We paid off $107,000 in 33 months making an average salary. Seems impossible, right? Challenging perhaps, but not impossible. Paying off all our debt was very possible once we set our mind to it and had a plan in place. The process took a lot of patience, but it was well worth the effort. There were some bumps along the way but with consistency we got there sooner than we ever thought possible. Here’s how we paid off $107,000 of debt in 33 months.
Before we get into how we paid off our debt, I think it is important to understand where we started. Oftentimes the mindset and motivation is much more important than the logistical steps we took to get there.
Table of Contents
I Wasted My Twenties
Debt had been a normal thing in my life for at least 10 years prior to us starting this debt payoff. It was what I considered part of being an adult. Managing debt was commonplace in my life. I was single for most of that time and that contributed to me just ‘managing’ vs. ‘taking action’.
I continued the poor mindset of a college student into my working life and it set me back years. The result was that I wasted my 20’s managing and accumulating debt instead of building wealth.
As my student loans increased so did my credit card debt.

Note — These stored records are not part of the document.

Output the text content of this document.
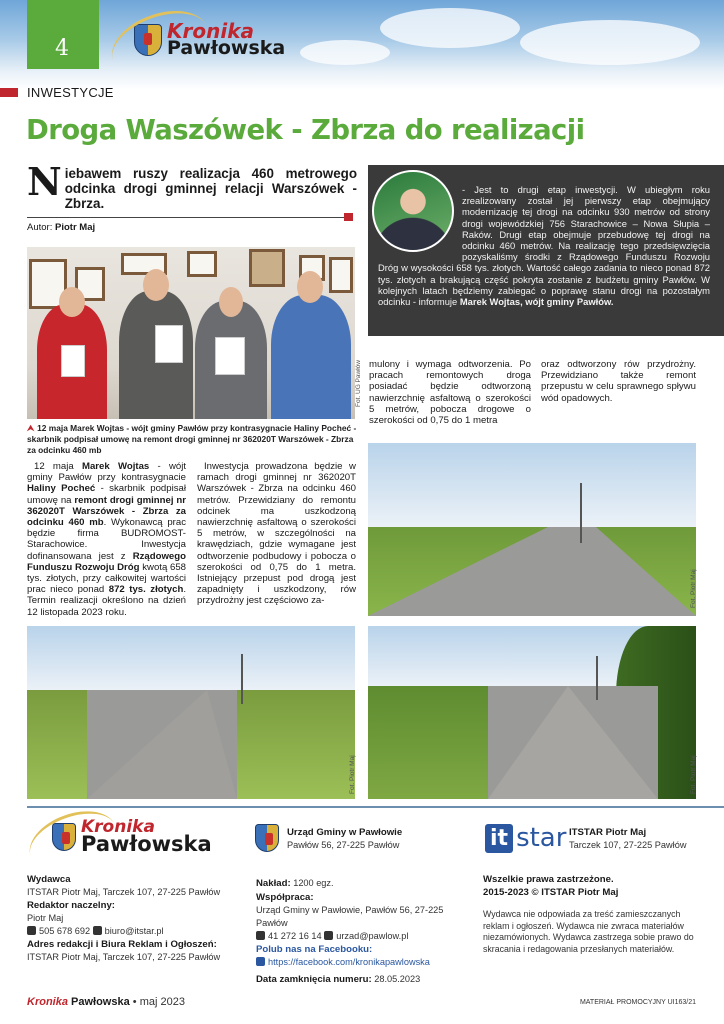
4
Kronika
Pawłowska
INWESTYCJE
Droga Waszówek - Zbrza do realizacji
Niebawem ruszy realizacja 460 metrowego odcinka drogi gminnej relacji Warszówek - Zbrza.
Autor: Piotr Maj
- Jest to drugi etap inwestycji. W ubiegłym roku zrealizowany został jej pierwszy etap obejmujący modernizację tej drogi na odcinku 930 metrów od strony drogi wojewódzkiej 756 Starachowice – Nowa Słupia – Raków. Drugi etap obejmuje przebudowę tej drogi na odcinku 460 metrów. Na realizację tego przedsięwzięcia pozyskaliśmy środki z Rządowego Funduszu Rozwoju Dróg w wysokości 658 tys. złotych. Wartość całego zadania to nieco ponad 872 tys. złotych a brakującą część pokryta zostanie z budżetu gminy Pawłów. W kolejnych latach będziemy zabiegać o poprawę stanu drogi na pozostałym odcinku - informuje Marek Wojtas, wójt gminy Pawłów.
Fot. UG Pawłów
⮝ 12 maja Marek Wojtas - wójt gminy Pawłów przy kontrasygnacie Haliny Pocheć - skarbnik podpisał umowę na remont drogi gminnej nr 362020T Warszówek - Zbrza za odcinku 460 mb
mulony i wymaga odtworzenia. Po pracach remontowych droga posiadać będzie odtworzoną nawierzchnię asfaltową o szerokości 5 metrów, pobocza drogowe o szerokości od 0,75 do 1 metra
oraz odtworzony rów przydrożny. Przewidziano także remont przepustu w celu sprawnego spływu wód opadowych.
12 maja Marek Wojtas - wójt gminy Pawłów przy kontrasygnacie Haliny Pocheć - skarbnik podpisał umowę na remont drogi gminnej nr 362020T Warszówek - Zbrza za odcinku 460 mb. Wykonawcą prac będzie firma BUDROMOST-Starachowice. Inwestycja dofinansowana jest z Rządowego Funduszu Rozwoju Dróg kwotą 658 tys. złotych, przy całkowitej wartości prac nieco ponad 872 tys. złotych. Termin realizacji określono na dzień 12 listopada 2023 roku.
Inwestycja prowadzona będzie w ramach drogi gminnej nr 362020T Warszówek - Zbrza na odcinku 460 metrów. Przewidziany do remontu odcinek ma uszkodzoną nawierzchnię asfaltową o szerokości 5 metrów, w szczególności na krawędziach, gdzie wymagane jest odtworzenie podbudowy i pobocza o szerokości od 0,75 do 1 metra. Istniejący przepust pod drogą jest zapadnięty i uszkodzony, rów przydrożny jest częściowo za-	Fot. Piotr Maj
Fot. Piotr Maj	Fot. Piotr Maj
Kronika
Pawłowska
Wydawca
ITSTAR Piotr Maj, Tarczek 107, 27-225 Pawłów
Redaktor naczelny:
Piotr Maj
505 678 692 biuro@itstar.pl
Adres redakcji i Biura Reklam i Ogłoszeń:
ITSTAR Piotr Maj, Tarczek 107, 27-225 Pawłów
Urząd Gminy w Pawłowie
Pawłów 56, 27-225 Pawłów
Nakład: 1200 egz.
Współpraca:
Urząd Gminy w Pawłowie, Pawłów 56, 27-225 Pawłów
41 272 16 14 urzad@pawlow.pl
Polub nas na Facebooku:
https://facebook.com/kronikapawlowska
Data zamknięcia numeru: 28.05.2023
it star ITSTAR Piotr Maj
Tarczek 107, 27-225 Pawłów
Wszelkie prawa zastrzeżone.
2015-2023 © ITSTAR Piotr Maj
Wydawca nie odpowiada za treść zamieszczanych reklam i ogłoszeń. Wydawca nie zwraca materiałów niezamówionych. Wydawca zastrzega sobie prawo do skracania i redagowania przesłanych materiałów.
Kronika Pawłowska • maj 2023	MATERIAŁ PROMOCYJNY UI163/21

If I could make the payments I never thought twice about the credit card debt.
I thought those that were out of debt were ‘lucky’.
I was wrong.
I have since learned that being debt free is about being intentional.
When my student loan payments hit after Graduate school I ‘suddenly’ had to manage about $600 of minimum payments each month in addition to my credit card payments. Sallie Mae, who I owed about $36,000 (a fraction of my debt) at the time, advertised being able to lower your monthly payments.
I called them up and they said they could lower my payments from $450 a month to about $250 a month. I was on board. To do so they changed the terms of my loans to be paid off in 25 years instead of 10 years. What I saved monthly was eclipsed by the thousands I cost myself in interest over the next 25 years.
This move basically summed up my 20s with regards to money.
Just Another Day
One random Sunday morning after church service I was talking to my Dad during coffee hour and this beautiful young lady and her Mom came up to us and introduced themselves. We exchanged pleasantries but nothing of substance was said in the conversation.
After they left my Dad looked at me and said, “you really blew that.”
I responded by saying “don’t worry, I got this.” Honestly, my track record with girls suggested I did not have it. This felt different though.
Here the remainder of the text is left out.